On that date back in 1868, a major quake struck on the East Bay’s Hayward Fault. The jolt reached across the Bay and caused extensive damage in San Francisco, the region’s largest city, so the name stuck.

Photo: San Leandro courthouse ruins, 1868
Ruins of the Alameda County courthouse in San Leandro, after an earthquake on the Hayward Fault on October 21, 1868. Afterward, the county seat moved to Oakland. (The Bancroft Library, UC Berkeley)

When a bigger one came along on the San Andreas Fault in the spring of 1906, the Great-Quake moniker was reassigned. But things have changed since 1906 and the Hayward is now considered the most urbanized fault in the nation. It runs for 40 miles through the East Bay’s most densely populated areas, not to mention key infrastructure such as airports, freeways, rail lines, and a major port.

Scientists say it’s also the most likely source for the Bay Area’s next “great quake.”

“The Hayward Fault is ready now,” said UC Berkeley seismologist Roland Burgmann. “It has built up all the energy it needs for a future event, so it could happen today, but it could also still wait another couple decades and then just have a somewhat larger event, because it took longer.”

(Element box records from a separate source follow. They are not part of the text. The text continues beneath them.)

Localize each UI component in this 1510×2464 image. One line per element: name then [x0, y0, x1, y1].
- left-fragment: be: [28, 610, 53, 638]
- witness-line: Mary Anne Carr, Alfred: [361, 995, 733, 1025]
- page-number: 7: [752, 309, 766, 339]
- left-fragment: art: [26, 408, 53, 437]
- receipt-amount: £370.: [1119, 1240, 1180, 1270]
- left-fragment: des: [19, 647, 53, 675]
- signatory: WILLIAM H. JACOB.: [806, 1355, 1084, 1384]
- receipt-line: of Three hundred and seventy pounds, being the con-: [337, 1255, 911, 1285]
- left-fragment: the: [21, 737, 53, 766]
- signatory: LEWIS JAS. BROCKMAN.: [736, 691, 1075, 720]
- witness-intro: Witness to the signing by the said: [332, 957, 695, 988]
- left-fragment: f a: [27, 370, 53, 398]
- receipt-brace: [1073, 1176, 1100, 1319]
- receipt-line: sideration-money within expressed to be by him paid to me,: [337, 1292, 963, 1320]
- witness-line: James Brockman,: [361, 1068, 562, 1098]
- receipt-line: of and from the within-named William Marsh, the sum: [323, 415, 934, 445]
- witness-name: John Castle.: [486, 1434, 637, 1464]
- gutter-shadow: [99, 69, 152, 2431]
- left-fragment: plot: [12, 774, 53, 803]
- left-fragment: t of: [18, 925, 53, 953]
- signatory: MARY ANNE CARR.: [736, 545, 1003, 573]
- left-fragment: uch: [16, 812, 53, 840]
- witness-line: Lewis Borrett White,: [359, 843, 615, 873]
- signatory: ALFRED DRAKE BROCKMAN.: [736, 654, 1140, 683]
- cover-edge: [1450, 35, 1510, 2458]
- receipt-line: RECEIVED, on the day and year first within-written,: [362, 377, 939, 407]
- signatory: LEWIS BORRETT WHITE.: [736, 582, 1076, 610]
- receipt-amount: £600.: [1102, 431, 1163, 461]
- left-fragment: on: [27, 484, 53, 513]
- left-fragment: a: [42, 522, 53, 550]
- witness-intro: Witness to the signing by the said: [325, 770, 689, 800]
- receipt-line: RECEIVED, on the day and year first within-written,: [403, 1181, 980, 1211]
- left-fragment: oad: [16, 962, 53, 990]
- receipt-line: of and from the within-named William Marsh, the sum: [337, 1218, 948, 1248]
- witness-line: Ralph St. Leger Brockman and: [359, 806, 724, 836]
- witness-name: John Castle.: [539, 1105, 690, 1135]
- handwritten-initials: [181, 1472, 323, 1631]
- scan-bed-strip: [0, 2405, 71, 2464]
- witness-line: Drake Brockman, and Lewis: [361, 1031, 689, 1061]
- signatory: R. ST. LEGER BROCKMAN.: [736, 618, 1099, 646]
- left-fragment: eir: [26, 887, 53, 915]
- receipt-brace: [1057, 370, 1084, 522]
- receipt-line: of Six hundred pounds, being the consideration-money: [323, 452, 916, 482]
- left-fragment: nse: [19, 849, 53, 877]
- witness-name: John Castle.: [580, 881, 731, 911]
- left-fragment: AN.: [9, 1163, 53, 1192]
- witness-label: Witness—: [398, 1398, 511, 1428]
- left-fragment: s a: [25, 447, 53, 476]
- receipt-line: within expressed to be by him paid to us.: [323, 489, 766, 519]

Scientists have calculated about a 30% chance that the Hayward will “break big” — with a M6.7 event or bigger — within 30 years.

The recent “HayWired” scenario from the U.S. Geological Survey projects that in the aftermath of a magnitude 7.0 quake on the Hayward, 2,500 people would need immediate rescue. Serious questions remain about whether emergency responders could get to everyone’s aid, given that roads are likely to be blocked and water for fighting fires cut off in many areas — possibly for weeks or months.

“In terms of exposure of hospitals, schools, lifelines, it’s really unequaled,” says Burgmann.

So, scientists have been trying to handicap where the fault is most likely to slip again, by mapping portions of the fault that are constantly slipping in slow-motion, or “creeping,” and portions that are “locked.”

Those locked portions hold the biggest quake potential because when they finally break loose, far more energy is released.

“If we know where the fault is locked versus creeping,” explains Burgmann, “we can much better say which areas, which neighborhoods are more strongly affected”


Scientists haven’t pinned down exactly the epicenter of the 1868 quake, but are convinced that it broke on the southern segment of the Hayward Fault, which runs from Oakland, south through Fremont. The next major temblor, they conclude, is likely to be in about the same place.

The USGS calculates that as much as $80 billion has gone into earthquake preparedness in the nearly three decades since the Loma Prieta quake, a M6.8 shaker that caused widespread damage throughout the Bay Area.

More than half of that has gone toward shoring up transportation infrastructure and health care facilities, according to the report. Another quarter was for upgrading privately owned buildings and schools, and the rest was “to strengthen the Bay Area’s water supply, government and emergency response buildings, electric and gas lines, cultural facilities, sewer lines, data centers and non-profit buildings.”

But achieving “resilience,” to use the current buzzword, is a project with no end in sight.

“It really takes building codes, planning by all the different agencies and communities involved to be more and more ready,” says Burgmann. “We’ll never be really ready.”